Page 17 - majalah_edukasi_3
P. 17
Inspirasi dalam kemandirian
Dalam kehidupan berumah tangga, hampir aku tak pernah melihat ibu meminjam uang kepada
orang lain. Ia akan mengatur keuangan dalam rumah tangga sebaik-baiknya agar dapat mencukupi
kebutuhan hidup sehari-hari. Oleh karena itu, ibu selalu memasak makanan sendiri karena akan
meringankan biaya pengeluaran dengan jumlah anggota keluarga yang lumayan banyak, tujuh
orang. Ibuku sangat pandai memasak, hingga semua anggota keluarga lebih senang makan
masakan ibu dibanding masakan di luar rumah, selain karena harganya yang lebih mahal. Ibu pun
seorang pebisnis handal namun dermawan. Beliau menjalankan bisnis baju seragam majelis ta’lim.
Tidak jarang beliau memberikan keringanan harga kepada masyarakat yang kurang mampu,
bahkan memberinya cuma-cuma.
Ibu motivatorku. Ibu, sekalipun beliau tidak mengenyam pendidikan tinggi, namun semangat
beliau menyekolahkan buah hatinya tak pernah luntur. Alhamdulillah kelima anaknya dapat
mengenyam pendidikan tinggi, yaitu dua orang mencapai S3, satu orang S1 dan dua orang D3. Ibu
memberikan dukungan kepada anak-anaknya dengan sepenuh hati, termasuk terhadap aku. Saat
kuliah S1, aku mengambil kuliah pada dua universitas di Jakarta yaitu UIN Jakarta (dulu bernama
IAIN) dan UMJ (Universitas Muhammadiyah Jakarta). Keputusanku untuk mengambil kuliah di dua
kampus tak lepas dari dorongan ibu yang dengan semangat selalu membesarkan hatiku. Motivasi
ibu terus menggelora sampai pada saat aku mengambil sikap dalam bekerja. Aku yang lulusan
Fakultas Hukum (gelarku Dra. dan S.H.), namun bekerja dalam dunia pendidikan. Pada saat itu, ibu
yang mendukungku untuk kuat dan menerima pekerjaan sebagai seorang guru walau dengan
honor yang tak seberapa.
Ibu cahaya hidupku. Ibu adalah sosok wanita hebat yang luar biasa. Kekuatan jiwanya bagaikan
cahaya dalam kegelapan dunia. Kasih sayangnya bagaikan mentari yang selalu menyinari dunia
tanpa lelah dan letih. Cahaya matanya indah laksana pelangi yang menghiasi langit. Hangat
pelukannya mampu meredam bara api di dada. Kata bijaknya mampu meredakan emosi di jiwa.
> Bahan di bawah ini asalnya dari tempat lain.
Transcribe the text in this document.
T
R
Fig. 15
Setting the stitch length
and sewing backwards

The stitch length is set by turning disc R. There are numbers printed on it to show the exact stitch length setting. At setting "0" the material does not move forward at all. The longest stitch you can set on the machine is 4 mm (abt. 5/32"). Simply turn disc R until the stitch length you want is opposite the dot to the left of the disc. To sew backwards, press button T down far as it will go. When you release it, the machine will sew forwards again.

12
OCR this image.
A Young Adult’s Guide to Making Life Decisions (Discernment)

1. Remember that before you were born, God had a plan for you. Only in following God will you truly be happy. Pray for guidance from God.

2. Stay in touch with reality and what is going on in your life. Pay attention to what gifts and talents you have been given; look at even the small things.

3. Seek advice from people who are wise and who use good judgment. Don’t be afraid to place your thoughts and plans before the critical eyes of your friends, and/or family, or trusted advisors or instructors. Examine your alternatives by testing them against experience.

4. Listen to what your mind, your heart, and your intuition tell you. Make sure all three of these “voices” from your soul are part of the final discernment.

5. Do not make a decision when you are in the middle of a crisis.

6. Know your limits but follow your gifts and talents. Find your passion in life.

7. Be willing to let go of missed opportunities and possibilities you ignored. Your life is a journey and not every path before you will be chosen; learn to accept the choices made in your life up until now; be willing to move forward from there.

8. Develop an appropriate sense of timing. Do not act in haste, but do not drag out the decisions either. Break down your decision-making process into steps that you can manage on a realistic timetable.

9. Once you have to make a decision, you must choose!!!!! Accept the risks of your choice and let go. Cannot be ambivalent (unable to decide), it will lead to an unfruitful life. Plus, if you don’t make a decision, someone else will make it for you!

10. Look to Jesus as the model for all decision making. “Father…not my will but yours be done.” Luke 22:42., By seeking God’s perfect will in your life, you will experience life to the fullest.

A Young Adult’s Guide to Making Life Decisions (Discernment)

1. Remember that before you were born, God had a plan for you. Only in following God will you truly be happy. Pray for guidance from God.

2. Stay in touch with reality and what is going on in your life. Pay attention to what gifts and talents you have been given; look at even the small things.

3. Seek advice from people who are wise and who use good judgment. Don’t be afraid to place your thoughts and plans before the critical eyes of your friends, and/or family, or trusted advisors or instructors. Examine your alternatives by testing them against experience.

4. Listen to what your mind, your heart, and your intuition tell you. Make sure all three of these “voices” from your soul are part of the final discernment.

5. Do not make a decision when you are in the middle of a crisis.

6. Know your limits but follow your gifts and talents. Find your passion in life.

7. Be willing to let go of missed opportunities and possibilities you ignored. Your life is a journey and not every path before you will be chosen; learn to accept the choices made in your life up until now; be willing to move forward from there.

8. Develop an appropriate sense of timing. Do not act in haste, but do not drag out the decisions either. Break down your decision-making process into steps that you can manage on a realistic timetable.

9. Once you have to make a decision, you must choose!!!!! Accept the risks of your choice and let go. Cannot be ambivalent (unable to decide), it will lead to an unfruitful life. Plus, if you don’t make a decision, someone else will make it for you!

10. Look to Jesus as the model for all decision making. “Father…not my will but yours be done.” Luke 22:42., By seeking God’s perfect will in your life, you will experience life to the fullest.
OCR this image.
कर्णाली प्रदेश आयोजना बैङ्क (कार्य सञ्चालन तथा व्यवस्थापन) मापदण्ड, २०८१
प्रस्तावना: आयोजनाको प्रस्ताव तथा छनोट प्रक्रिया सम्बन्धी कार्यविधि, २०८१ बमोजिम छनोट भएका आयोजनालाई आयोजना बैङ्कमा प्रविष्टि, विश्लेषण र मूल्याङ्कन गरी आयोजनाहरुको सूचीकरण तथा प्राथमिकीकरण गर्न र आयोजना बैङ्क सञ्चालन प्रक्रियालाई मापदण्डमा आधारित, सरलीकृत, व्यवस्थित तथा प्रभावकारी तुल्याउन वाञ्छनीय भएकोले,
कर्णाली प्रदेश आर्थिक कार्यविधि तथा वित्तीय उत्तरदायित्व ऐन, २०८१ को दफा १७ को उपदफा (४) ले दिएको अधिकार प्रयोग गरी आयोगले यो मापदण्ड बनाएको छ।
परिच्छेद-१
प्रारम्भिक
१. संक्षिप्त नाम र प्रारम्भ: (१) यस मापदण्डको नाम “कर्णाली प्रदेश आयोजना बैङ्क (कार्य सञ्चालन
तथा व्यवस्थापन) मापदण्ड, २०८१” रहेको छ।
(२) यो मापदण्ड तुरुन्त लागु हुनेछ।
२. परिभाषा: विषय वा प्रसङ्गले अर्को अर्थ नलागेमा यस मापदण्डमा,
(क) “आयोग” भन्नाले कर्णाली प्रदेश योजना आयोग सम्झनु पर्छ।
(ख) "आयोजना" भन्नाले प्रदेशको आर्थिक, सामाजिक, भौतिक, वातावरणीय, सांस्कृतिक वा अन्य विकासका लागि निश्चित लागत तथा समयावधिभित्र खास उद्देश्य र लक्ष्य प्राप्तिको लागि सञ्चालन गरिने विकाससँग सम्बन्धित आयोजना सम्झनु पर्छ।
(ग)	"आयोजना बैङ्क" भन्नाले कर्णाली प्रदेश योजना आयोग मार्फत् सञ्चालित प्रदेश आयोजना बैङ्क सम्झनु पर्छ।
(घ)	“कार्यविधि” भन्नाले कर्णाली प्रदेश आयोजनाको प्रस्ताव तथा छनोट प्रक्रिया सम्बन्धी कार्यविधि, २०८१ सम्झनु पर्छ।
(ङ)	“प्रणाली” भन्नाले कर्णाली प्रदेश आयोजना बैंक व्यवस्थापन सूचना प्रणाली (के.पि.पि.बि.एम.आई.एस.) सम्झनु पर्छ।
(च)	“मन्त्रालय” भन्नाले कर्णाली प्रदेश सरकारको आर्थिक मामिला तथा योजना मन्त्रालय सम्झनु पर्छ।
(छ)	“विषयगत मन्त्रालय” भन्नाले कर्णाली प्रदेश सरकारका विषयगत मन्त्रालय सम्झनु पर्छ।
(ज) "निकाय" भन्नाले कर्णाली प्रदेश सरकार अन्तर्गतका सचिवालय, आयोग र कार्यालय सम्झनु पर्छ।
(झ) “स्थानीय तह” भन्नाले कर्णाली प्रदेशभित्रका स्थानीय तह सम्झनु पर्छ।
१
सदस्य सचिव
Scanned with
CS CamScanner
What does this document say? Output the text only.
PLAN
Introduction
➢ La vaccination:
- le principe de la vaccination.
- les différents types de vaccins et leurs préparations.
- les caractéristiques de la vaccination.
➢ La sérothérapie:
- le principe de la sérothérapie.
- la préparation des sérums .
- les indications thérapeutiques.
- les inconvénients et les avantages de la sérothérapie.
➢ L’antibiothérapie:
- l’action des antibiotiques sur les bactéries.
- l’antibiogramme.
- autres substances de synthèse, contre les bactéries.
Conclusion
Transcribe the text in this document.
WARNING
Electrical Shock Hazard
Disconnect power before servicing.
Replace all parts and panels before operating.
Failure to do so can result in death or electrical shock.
Lembut sentuhannya mampu menyejukkan hati. Demikian pentingnya ibu bagiku laksana matahari
menyinari bumi, hingga ketika ibu tak lagi di sisi, mampu membuat hati ini hancur, jiwa merana,
pikiran hampa, tubuh pun lemah tanpa daya. Tidak ada duka yang paling lara dan tidak ada gundah
yang paling gulana ketika seorang ibu dipanggil oleh Sang Maha Pencipta. Ibu, kaulah segalanya.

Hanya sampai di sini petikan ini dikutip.